En effet, il ressort de notre analyse juridique que les notions d’« intérêt supérieur » et de

« bien » de l’enfant ont un aspect subjectif et que leur sens dépend, en partie, de la personne qui le détermine. Il est également mentionné que ces notions s’apprécient en fonction du cas concret. A ce propos, G. indique que « d’un assistant social à l’autre, il y a des sensibilités différentes, des valeurs différentes ». H. précise que l’intérêt de l’enfant « s’apprécie de cas en cas », notamment en fonction de l’âge du mineur. Ensuite, pour déterminer cet intérêt, l’assistant social se base sur différents critères. Tout d’abord, il y a les connaissances sur le développement de l’enfant, sur le concept de maltraitance, etc. (C. ; G.). Ensuite, les assistants sociaux s’appuient aussi sur les informations qui proviennent des personnes entourant l’enfant : les parents (B. ; C. ; D. ; F. ; G. ; H. ; I.) ou d’autres professionnels. (B. ; C. ; D. ; F. ; G. ; H. ; I.). Selon D., il faut être prudent, car « chacun a son regard et construit sa réalité ». Il faut être particulièrement attentif aux informations provenant des parents car elles ne sont souvent pas objectives (D. ; F. ; G.). Puis, les assistants sociaux se fondent aussi sur la situation personnelle et familiale de l’enfant ainsi que sur les compétences parentales (B. ; F. ; I.). Finalement, l’enfant peut également contribuer à l’établissement de cet intérêt (A. ; B. ; C. ; D. ; G. ; I.). Pour D., il est important d’avoir un contact direct avec l’enfant pour éviter de se baser uniquement sur des informations subjectives. G. estime « quand l’enfant parle, c’est un peu plus simple parce qu’on peut lui demander ce qu’il aime, etc. ». C. considère que la parole de l’enfant doit être prise en considération, mais que « tout ne doit pas se baser » sur elle. B. entend l’enfant seulement si cela est nécessaire. A. spécifie que lorsque le conflit entre les parents est trop fort, il n’est pas possible d’entendre l’enfant pour déterminer son intérêt en raison du conflit de loyauté. Selon elle, si on le faisait, on ne serait « clairement pas dans l’intérêt de l’enfant » (A.). Dans la détermination de l’intérêt de l’enfant, il semble donc que la parole de ce dernier soit utilisée de manière différente selon les curateurs.
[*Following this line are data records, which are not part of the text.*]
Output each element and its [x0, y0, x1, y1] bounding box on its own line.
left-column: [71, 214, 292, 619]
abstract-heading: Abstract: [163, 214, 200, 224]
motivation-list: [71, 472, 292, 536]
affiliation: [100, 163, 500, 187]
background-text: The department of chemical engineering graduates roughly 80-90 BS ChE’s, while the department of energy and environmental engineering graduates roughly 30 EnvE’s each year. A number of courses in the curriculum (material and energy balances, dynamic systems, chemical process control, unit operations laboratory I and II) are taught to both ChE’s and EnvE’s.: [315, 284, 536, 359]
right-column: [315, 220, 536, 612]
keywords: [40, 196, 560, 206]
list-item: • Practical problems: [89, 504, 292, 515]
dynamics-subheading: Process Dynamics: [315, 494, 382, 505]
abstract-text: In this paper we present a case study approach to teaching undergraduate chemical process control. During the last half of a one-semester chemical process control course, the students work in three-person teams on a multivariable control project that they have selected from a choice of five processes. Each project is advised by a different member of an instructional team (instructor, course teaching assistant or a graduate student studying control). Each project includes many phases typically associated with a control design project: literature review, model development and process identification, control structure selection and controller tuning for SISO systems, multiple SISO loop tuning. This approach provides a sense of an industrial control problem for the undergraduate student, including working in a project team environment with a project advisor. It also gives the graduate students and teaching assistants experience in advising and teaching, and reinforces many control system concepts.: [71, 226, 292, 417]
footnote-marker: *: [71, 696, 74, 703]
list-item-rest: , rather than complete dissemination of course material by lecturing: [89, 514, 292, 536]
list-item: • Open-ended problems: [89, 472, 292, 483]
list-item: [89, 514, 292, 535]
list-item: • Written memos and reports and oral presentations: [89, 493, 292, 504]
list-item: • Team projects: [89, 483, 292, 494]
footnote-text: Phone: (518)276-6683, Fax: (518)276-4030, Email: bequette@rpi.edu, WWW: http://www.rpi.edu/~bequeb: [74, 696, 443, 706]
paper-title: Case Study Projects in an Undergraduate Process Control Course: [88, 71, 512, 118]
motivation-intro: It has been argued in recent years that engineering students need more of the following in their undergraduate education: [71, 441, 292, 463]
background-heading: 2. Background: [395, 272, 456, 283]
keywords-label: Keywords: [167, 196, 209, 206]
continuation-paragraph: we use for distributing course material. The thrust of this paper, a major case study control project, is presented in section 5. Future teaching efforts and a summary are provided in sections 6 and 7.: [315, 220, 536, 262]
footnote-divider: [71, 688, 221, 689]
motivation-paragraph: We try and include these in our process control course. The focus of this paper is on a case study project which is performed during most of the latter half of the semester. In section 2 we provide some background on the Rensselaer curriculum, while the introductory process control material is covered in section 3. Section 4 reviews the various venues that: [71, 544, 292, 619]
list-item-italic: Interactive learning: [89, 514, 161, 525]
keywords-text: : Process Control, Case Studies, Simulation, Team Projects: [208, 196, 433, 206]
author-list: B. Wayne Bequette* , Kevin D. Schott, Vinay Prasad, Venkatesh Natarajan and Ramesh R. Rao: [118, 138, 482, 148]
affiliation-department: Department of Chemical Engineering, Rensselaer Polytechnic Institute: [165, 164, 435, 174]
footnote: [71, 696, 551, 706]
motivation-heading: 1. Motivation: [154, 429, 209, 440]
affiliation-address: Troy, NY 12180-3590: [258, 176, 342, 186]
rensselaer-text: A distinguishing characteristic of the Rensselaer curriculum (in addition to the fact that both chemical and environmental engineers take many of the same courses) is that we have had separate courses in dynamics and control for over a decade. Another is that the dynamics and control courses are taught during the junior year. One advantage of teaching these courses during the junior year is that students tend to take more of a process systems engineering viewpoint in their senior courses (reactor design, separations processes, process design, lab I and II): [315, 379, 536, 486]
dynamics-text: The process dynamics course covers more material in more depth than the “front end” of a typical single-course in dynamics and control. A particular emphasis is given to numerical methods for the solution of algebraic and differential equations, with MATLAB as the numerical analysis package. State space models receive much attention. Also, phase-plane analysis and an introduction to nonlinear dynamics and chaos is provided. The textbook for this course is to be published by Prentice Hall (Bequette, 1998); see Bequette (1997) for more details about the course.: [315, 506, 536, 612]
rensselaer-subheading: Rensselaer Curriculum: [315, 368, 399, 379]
Selon A. et G., ce concept est difficile à déterminer dans certaines situations. A titre d’exemple, A. mentionne le cas suivant : « Un parent vient de déménager dans un mobile home, s’y est installé, vit dans un mobile home, qu’est-ce qu’on fait du droit de visite ? Est-ce que les enfants vont en visite nuits comprises ou pas nuits comprises ? ». Dans ces situations plus difficiles, le curateur peut aussi en parler à ses collègues lors de colloques ou supervision (A. ; H. ; I.). Quant à C., il mentionne :

Le fait de maintenir des relations personnelles ou simplement la présence d’un tiers qui rappelle ce qui devrait être fait au niveau légal a quand même tendance à maintenir le conflit. Et de temps en temps nous nous posons vraiment la question si le maintien de ces mesures est dans l’intérêt de l’enfant.

Même si C. remet en cause l’adéquation de la curatelle dans certaines situations et émet l’hypothèse que cette mesure peut, parfois, aller à l’encontre de l’intérêt de l’enfant, nous constatons que, globalement, l’intérêt de l’enfant est très présent dans l’esprit des assistants sociaux lors de l’exécution de cette curatelle. D’une part, nous déduisons cela de leur manière de définir la notion d’« intérêt » en lien avec la curatelle de droit de visite. D’autre part, cela ressort des nombreux exemples qu’ils nous ont donnés pour illustrer l’importance de cet intérêt dans leur travail. Partant, nous pouvons affirmer que, dans l’exécution de cette mesure, l’intérêt de l’enfant a une place centrale, même si ce concept n’est pas toujours facile à déterminer en pratique.